Although it is uncommon for the Canada Border Services Agency to search the electronic devices of people entering Canada, it does happen. In an episode of the Borderlines Podcast, which I co-host with Peter Edelmann and Deanna Okun-Nachoff, we discussed the constitutional legalities of the CBSA searching electronic devices with Marilyn Sanford, a criminal defence attorney.
This post provides a summary of the CBSA’s actual policies on the searching of electronic devices at Canadian ports of entry. The statutory ability of officers to do so derives from s. 139(1) of Canada’s Immigration and Refugee Protection Act, which provides that an officer may search any person seeking to come into Canada and may search their luggage and personal effects, including the means of transportation that conveyed the person to Canada, if the officer believes that doing so would be relevant to their admissibility. This can include discovering possible criminal offences, unauthorized work, or a sole intention to reside permanently in Canada without having first obtained permanent resident status.

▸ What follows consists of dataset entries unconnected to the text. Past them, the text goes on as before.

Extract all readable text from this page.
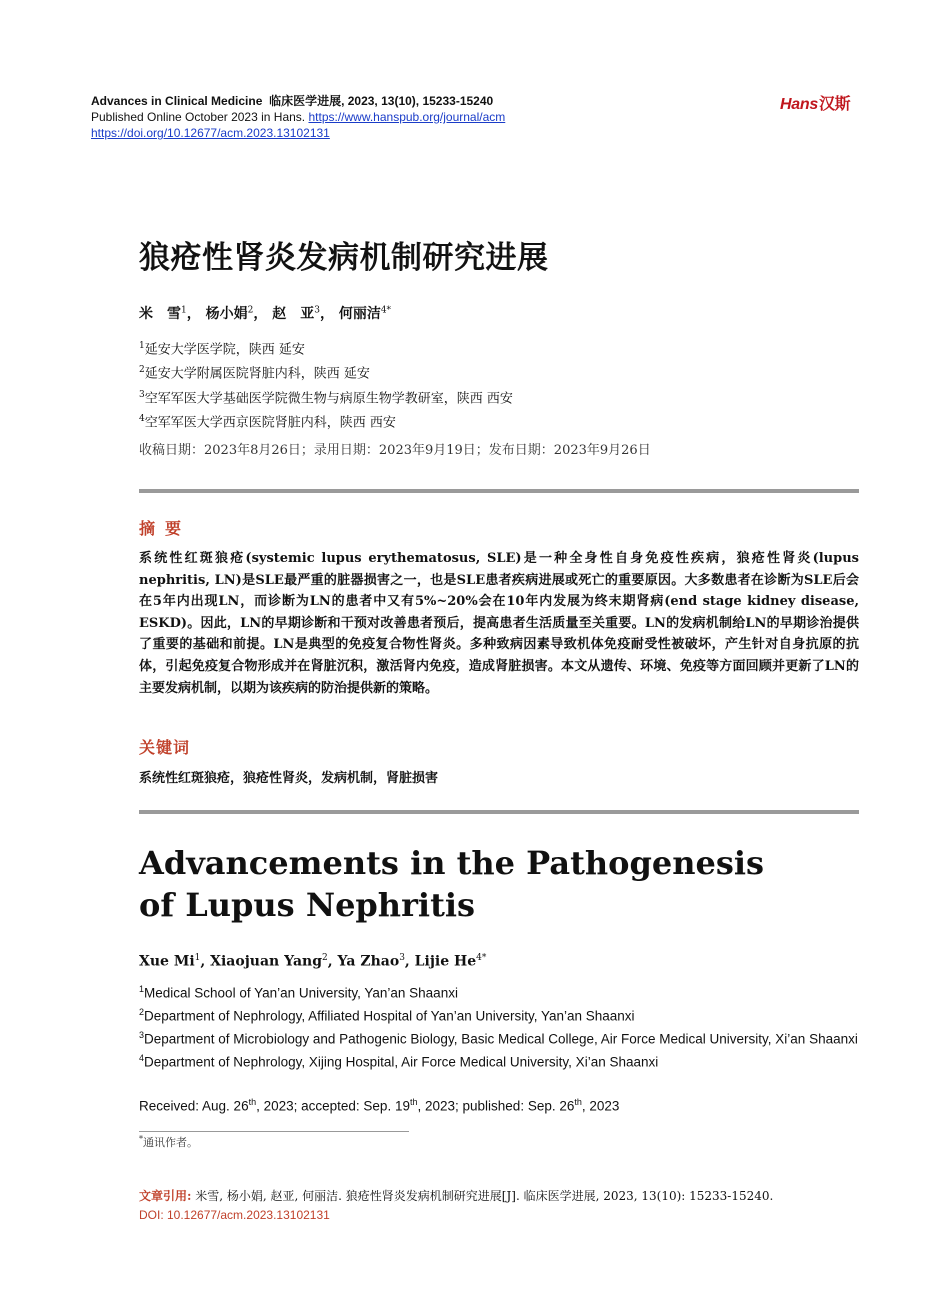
Advances in Clinical Medicine 临床医学进展, 2023, 13(10), 15233-15240
Published Online October 2023 in Hans. https://www.hanspub.org/journal/acm
https://doi.org/10.12677/acm.2023.13102131
Hans汉斯
狼疮性肾炎发病机制研究进展
米　雪$^1$， 杨小娟$^2$， 赵　亚$^3$， 何丽洁$^{4*}$
$^1$延安大学医学院，陕西 延安
$^2$延安大学附属医院肾脏内科，陕西 延安
$^3$空军军医大学基础医学院微生物与病原生物学教研室，陕西 西安
$^4$空军军医大学西京医院肾脏内科，陕西 西安
收稿日期：2023年8月26日；录用日期：2023年9月19日；发布日期：2023年9月26日
摘要
系统性红斑狼疮(systemic lupus erythematosus, SLE)是一种全身性自身免疫性疾病，狼疮性肾炎(lupus nephritis, LN)是SLE最严重的脏器损害之一，也是SLE患者疾病进展或死亡的重要原因。大多数患者在诊断为SLE后会在5年内出现LN，而诊断为LN的患者中又有5%~20%会在10年内发展为终末期肾病(end stage kidney disease, ESKD)。因此，LN的早期诊断和干预对改善患者预后，提高患者生活质量至关重要。LN的发病机制给LN的早期诊治提供了重要的基础和前提。LN是典型的免疫复合物性肾炎。多种致病因素导致机体免疫耐受性被破坏，产生针对自身抗原的抗体，引起免疫复合物形成并在肾脏沉积，激活肾内免疫，造成肾脏损害。本文从遗传、环境、免疫等方面回顾并更新了LN的主要发病机制，以期为该疾病的防治提供新的策略。
关键词
系统性红斑狼疮，狼疮性肾炎，发病机制，肾脏损害
Advancements in the Pathogenesis
of Lupus Nephritis
Xue Mi$^1$, Xiaojuan Yang$^2$, Ya Zhao$^3$, Lijie $He^{4*}$
$^1$Medical School of Yan’an University, Yan’an Shaanxi
$^2$Department of Nephrology, Affiliated Hospital of Yan’an University, Yan’an Shaanxi
$^3$Department of Microbiology and Pathogenic Biology, Basic Medical College, Air Force Medical University, Xi’an Shaanxi
$^4$Department of Nephrology, Xijing Hospital, Air Force Medical University, Xi’an Shaanxi
Received: Aug. 26th, 2023; accepted: Sep. 19th, 2023; published: Sep. 26th, 2023
*通讯作者。
文章引用: 米雪, 杨小娟, 赵亚, 何丽洁. 狼疮性肾炎发病机制研究进展[J]. 临床医学进展, 2023, 13(10): 15233-15240.
DOI: 10.12677/acm.2023.13102131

According to PRG-2015-31, officers are expected to understand and apply the following guidelines:
- Where the the admissibility of a traveller is in question, officers are justified in performing examinations of digital devices and media to discover documentary evidence pertaining to admissiblity, or a false identity.
- CBSA officers shall conduct examinations of digital devices and media with as much respect for traveller’s privacy as possible, considering that these examinations are usually more personal in nature than baggage examinations.
- Prior to examination of digital devices, officers will where possible disable wireless and internet connectivity (including by setting the phone to airplane mode) to limit the ability of the device to connect to remote hosts.